The wp gf entry export command allows you to export entries in both CSV and JSON formats. The default format is CSV so we need to specify the JSON format like this:
wp gf entry export 23 --format=json
You can then use the wp gf entry import command to import the entries on the same or different site.
wp gf entry import file-name.json
The following 37 second video demonstrates the main commands available for entry management
Using the Built-in Help
You don’t need to bookmark this post. Any time you need to check the available commands or their usage you can use the built-in usage help. For example:
wp help gf
wp help gf form
wp help gf form list
— — porcelain
The commands above have focused on command line usage so the response from the CLI has always been a friendly message. However, the friendly message is not much use if we need to use the response as the input for a new command or for another process that will read the output of a script. This is where the porcelain flag comes in. The porcelain flag will ensure that the output contains purely the output of the command without any friendly messages.

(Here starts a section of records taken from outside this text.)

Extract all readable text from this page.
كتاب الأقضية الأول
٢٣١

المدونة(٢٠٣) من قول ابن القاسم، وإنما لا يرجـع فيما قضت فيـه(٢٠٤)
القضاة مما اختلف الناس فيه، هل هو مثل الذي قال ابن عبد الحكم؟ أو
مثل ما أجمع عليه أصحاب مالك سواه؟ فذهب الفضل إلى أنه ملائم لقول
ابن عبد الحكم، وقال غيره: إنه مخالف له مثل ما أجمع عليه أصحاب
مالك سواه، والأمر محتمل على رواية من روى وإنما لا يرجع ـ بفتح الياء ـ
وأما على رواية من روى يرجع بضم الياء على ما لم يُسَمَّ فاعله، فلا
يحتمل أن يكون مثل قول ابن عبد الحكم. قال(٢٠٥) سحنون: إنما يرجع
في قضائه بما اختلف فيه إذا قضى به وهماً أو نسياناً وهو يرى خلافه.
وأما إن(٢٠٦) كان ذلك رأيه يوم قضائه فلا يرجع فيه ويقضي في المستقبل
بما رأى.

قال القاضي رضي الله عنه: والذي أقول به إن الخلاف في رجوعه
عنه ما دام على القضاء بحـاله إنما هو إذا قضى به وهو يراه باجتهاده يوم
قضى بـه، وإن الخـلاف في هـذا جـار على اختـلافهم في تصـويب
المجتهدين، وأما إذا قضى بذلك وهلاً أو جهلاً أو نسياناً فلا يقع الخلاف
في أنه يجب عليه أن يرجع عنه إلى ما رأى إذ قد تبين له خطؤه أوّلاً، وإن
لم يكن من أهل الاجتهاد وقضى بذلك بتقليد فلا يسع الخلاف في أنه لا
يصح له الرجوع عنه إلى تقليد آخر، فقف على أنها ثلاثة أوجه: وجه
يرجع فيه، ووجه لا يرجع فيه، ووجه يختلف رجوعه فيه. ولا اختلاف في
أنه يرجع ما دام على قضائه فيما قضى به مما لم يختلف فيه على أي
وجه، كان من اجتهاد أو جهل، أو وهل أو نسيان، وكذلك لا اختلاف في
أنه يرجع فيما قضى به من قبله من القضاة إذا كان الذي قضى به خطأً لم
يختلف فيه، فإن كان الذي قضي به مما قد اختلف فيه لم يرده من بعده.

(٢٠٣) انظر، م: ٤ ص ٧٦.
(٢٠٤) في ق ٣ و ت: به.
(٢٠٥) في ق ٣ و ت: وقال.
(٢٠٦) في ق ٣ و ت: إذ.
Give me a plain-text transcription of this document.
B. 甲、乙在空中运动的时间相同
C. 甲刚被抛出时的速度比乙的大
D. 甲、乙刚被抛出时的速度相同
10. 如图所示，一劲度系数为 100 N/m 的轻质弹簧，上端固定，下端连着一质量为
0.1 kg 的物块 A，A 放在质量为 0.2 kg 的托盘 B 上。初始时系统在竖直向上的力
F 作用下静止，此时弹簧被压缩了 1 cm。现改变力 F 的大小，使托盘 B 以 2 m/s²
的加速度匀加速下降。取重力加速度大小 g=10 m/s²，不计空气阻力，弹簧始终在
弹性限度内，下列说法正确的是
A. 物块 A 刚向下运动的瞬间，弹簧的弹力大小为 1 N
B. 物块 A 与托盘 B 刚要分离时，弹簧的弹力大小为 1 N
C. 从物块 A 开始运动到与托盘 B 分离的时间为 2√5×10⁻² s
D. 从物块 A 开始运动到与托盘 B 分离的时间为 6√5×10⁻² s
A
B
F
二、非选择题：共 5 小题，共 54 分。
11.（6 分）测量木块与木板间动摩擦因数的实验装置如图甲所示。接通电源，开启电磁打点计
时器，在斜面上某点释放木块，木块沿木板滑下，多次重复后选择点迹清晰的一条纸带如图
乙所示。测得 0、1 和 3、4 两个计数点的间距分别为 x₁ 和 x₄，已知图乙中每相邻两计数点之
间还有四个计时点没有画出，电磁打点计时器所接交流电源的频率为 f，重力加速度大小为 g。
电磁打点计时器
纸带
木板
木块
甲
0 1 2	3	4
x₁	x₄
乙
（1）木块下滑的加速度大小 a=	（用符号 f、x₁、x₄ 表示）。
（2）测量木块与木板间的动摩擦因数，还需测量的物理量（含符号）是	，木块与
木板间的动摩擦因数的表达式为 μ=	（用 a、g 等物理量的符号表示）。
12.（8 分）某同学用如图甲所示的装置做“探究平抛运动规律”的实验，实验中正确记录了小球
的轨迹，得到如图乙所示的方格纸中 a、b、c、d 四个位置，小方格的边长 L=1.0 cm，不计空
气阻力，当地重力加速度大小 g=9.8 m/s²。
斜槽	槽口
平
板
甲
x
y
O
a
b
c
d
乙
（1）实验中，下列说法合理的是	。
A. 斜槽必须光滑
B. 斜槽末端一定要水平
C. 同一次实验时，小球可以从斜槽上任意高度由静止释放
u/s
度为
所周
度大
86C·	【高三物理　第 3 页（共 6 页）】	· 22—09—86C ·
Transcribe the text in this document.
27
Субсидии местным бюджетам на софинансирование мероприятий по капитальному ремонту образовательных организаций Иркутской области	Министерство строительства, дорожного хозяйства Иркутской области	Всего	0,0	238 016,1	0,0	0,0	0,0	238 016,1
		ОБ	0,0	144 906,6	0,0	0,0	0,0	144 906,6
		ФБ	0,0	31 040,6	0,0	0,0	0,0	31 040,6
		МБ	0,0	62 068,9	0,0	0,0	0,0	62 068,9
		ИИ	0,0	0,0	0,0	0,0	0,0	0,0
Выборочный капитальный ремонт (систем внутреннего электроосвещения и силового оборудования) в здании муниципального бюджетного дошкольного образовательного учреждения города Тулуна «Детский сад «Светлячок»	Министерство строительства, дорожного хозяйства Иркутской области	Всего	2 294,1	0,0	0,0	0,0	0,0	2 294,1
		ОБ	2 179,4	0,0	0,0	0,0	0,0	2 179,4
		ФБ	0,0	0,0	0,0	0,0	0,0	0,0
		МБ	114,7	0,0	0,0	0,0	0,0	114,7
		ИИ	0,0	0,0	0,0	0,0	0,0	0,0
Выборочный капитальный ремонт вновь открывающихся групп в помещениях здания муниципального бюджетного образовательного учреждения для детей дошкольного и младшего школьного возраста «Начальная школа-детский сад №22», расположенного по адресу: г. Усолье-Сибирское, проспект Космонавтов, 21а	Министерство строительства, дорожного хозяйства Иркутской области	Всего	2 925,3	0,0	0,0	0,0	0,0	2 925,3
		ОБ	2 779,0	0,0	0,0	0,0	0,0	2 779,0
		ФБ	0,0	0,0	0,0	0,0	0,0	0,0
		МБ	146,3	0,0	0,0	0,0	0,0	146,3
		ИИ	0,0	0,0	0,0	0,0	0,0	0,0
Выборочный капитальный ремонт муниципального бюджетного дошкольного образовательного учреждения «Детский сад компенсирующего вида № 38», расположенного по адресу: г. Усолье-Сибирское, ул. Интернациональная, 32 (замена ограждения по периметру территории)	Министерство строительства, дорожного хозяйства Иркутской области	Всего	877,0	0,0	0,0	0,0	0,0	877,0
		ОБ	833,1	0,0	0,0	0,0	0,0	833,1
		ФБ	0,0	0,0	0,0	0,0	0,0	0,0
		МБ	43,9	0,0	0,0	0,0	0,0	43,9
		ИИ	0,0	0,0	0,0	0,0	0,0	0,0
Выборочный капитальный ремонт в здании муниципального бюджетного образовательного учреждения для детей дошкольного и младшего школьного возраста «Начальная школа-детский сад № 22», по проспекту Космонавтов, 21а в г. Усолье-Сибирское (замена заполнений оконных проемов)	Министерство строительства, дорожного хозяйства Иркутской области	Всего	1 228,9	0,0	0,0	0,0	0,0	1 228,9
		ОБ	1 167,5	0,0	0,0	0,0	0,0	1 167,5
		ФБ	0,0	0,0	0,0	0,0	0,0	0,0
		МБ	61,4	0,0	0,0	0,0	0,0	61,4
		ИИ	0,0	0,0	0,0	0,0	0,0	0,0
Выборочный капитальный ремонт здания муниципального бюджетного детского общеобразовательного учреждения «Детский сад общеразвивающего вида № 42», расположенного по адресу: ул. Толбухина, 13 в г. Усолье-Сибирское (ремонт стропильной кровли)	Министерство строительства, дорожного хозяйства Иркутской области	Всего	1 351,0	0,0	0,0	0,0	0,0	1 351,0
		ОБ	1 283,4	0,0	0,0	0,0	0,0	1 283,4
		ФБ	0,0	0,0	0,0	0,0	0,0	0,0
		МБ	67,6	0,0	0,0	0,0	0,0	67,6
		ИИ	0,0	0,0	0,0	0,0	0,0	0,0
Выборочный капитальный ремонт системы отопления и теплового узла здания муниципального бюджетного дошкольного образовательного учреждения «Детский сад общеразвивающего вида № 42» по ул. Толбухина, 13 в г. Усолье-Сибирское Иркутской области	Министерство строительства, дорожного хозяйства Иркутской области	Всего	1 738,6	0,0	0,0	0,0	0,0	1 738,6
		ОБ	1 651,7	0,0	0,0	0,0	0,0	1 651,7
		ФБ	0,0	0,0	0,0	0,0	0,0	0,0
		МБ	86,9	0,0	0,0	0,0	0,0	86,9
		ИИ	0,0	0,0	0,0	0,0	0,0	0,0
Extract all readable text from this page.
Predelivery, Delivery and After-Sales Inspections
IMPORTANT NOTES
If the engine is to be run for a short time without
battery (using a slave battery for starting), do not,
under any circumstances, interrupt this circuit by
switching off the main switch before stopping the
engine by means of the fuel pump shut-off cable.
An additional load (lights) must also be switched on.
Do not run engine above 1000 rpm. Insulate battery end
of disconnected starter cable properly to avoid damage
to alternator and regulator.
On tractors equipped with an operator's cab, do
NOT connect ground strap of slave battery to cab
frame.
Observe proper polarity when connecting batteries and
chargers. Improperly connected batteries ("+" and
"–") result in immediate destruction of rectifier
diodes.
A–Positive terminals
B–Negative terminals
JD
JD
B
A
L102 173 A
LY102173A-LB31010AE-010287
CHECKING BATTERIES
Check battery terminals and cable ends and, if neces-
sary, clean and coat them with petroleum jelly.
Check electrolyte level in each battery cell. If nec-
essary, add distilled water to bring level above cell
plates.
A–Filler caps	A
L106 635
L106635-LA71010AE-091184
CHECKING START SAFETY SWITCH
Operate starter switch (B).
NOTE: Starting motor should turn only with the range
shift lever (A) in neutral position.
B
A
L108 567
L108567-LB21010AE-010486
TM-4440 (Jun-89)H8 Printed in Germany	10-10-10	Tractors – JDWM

wp gf form create "Support Form" --porcelain
— — format=<format>
By default, the output format for the list commands is “table”. However, sometimes we need the command to output the list in a different format so we can reuse it in another command or process. The following options are available: table, json, ids, csv, count
Using the output in another command
Now we know how to the output in a useful format, we can combine two Gravity Forms CLI commands by using the output of one command as the input of another. This is achieved by the standard [command] $([command]) notation.
For example the following command will empty the trash for form 25:
wp gf entry delete $(wp gf entry list 25 --status=trash --format=ids)
(Note: You may find you need to use the page_size argument to return all the entries)
The following example duplicates entry 276 by using the raw JSON output from the entry get command as the input for the wp gf entry create command:
wp gf entry create "$(wp gf entry get 276 --raw --format=json)"
If you see an issue that needs fixing or if you’d like to submit a pull request, head over to the GitHub repository:
The Gravity Forms CLI gives system administrators and developers powerful tools they need to manage Gravity Forms installations from bash scripts and without leaving the command line. It’s a very fast way to manage forms and entries and it allows advanced users to achieve things that are currently not possible with the Gravity Forms core plugin.